Yang dimaksud dengan valuta asing adalah mata uang luar negeri seperi dolar Amerika, poundsterling Inggris, ringgit Malaysia dan sebagainya. Apabila antara negara terjadi perdagangan internasional maka tiap negara membutuhkan valuta asing untuk alat bayar luar negeri yang dalam dunia perdagangan disebut devisa.
Jual beli mata uang dalam fiqih kontemporer disebut dengan istilah tijarah an-naqd atau al-ittijaar bi al-‘umlat. Dalam kitab-kitab fiqih disebut al-sharf (pertukaran uang, currency exchange). Definisi al-sharf menurut Abdurrahman al-Maliki adalah pertukaran harta dengan harta yang berupa emas atau perak, baik dengan sesama jenisnya dengan kuantitas yang sama, maupun dengan jenis yang berbeda dengan kuantitas yang sama ataupun tidak sama. Karena mata uang sekarang dianggap sama dengan emas dan perak, maka Rawwas Qa’ahjie mendefinisikannya secara umum, yaitu pertukaran uang dengan uang.[5]
2. Hokum
Berdasarkan Fatwa MUI: Transaksi jual beli mata uang pada prinsipnya boleh dengan ketentuan sebagai berikut:
a. Tidak untuk spekulasi (untung-untungan).

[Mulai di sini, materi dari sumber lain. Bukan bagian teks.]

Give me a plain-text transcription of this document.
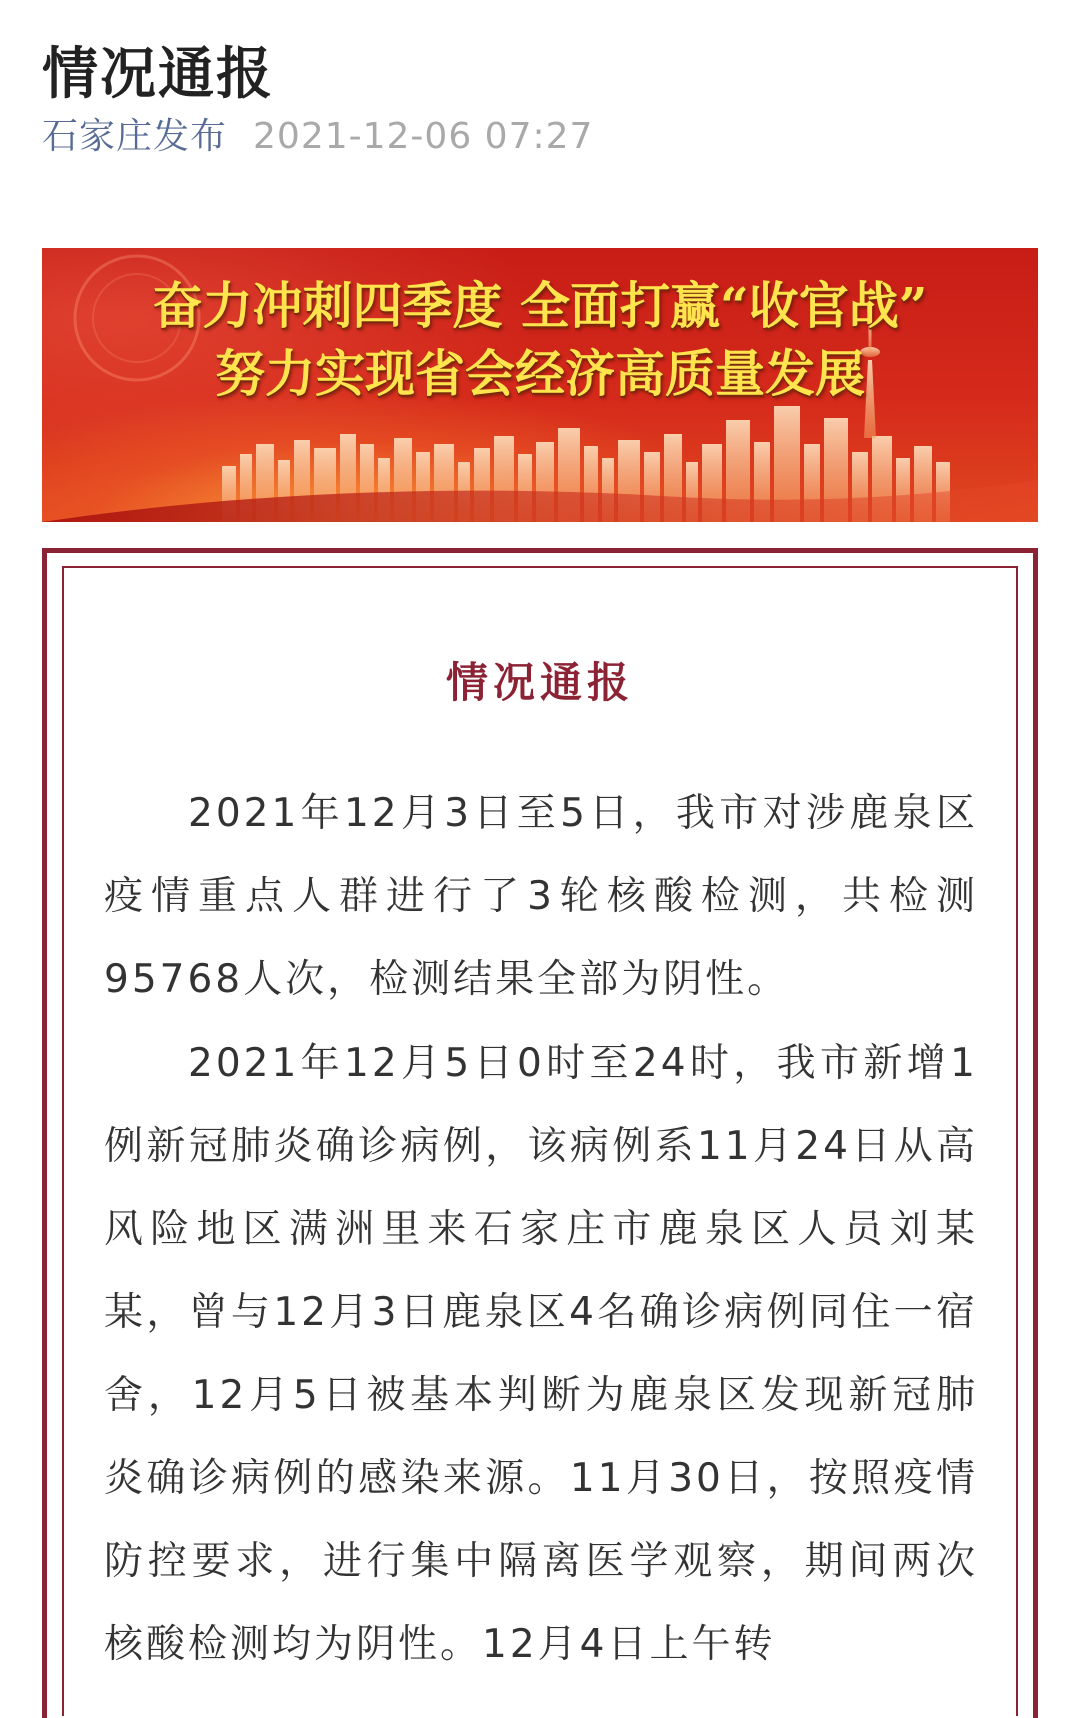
情况通报
石家庄发布 2021-12-06 07:27
奋力冲刺四季度 全面打赢“收官战”
努力实现省会经济高质量发展
情况通报

2021年12月3日至5日，我市对涉鹿泉区疫情重点人群进行了3轮核酸检测，共检测95768人次，检测结果全部为阴性。

2021年12月5日0时至24时，我市新增1例新冠肺炎确诊病例，该病例系11月24日从高风险地区满洲里来石家庄市鹿泉区人员刘某某，曾与12月3日鹿泉区4名确诊病例同住一宿舍，12月5日被基本判断为鹿泉区发现新冠肺炎确诊病例的感染来源。11月30日，按照疫情防控要求，进行集中隔离医学观察，期间两次核酸检测均为阴性。12月4日上午转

b. Ada kebutuhan transaksi atau untuk berjaga-jaga (simpanan).
c. Apabila transaksi dilakukan terhadap mata uang sejenis maka nilainya harus sama dan secara tunai (at-taqabudh).
d. Apabila berlainan jenis maka harus dilakukan dengan nilai tukar (kurs) yang berlaku pada saat transaksi dan secara tunai.
3. Jenis-jenis transaksi Valuta Asing
a. Transaksi SPOT, yaitu transaksi pembelian dan penjualan valuta asing untuk penyerahan pada saat itu (over the counter) atau penyelesaiannya paling lambat dalam jangka waktu dua hari. Hukumnya adalah boleh, karena dianggap tunai, sedangkan waktu dua hari dianggap sebagai proses penyelesaian yang tidak bisa dihindari dan merupakan transaksi internasional.
b. Transaksi FORWARD, yaitu transaksi pembelian dan penjualan valas yang nilainya ditetapkan pada saat sekarang dan diberlakukan untuk waktu yang akan datang, antara 2×24 jam sampai dengan satu tahun. Hukumnya adalah haram, karena harga yang digunakan adalah harga yang diperjanjikan (muwa’adah) dan penyerahannya dilakukan di kemudian hari, padahal harga pada waktu penyerahan tersebut belum tentu sama dengan nilai yang disepakati, kecuali dilakukan dalam bentuk forward agreement untuk kebutuhan yang tidak dapat dihindari (lil hajah).
c. Transaksi SWAP yaitu suatu kontrak pembelian atau penjualan valas dengan harga spot yang dikombinasikan dengan pembelian antara penjualan valas yang sama dengan harga forward. Hukumnya haram, karena mengandung unsur maisir (spekulasi).
d. Transaksi OPTION yaitu kontrak untuk memperoleh hak dalam rangka membeli atau hak untuk menjual yang tidak harus dilakukan atas sejumlah unit valuta asing pada harga dan jangka waktu atau tanggal akhir tertentu. Hukumnya haram, karena mengandung unsur maisir (spekulasi).[6]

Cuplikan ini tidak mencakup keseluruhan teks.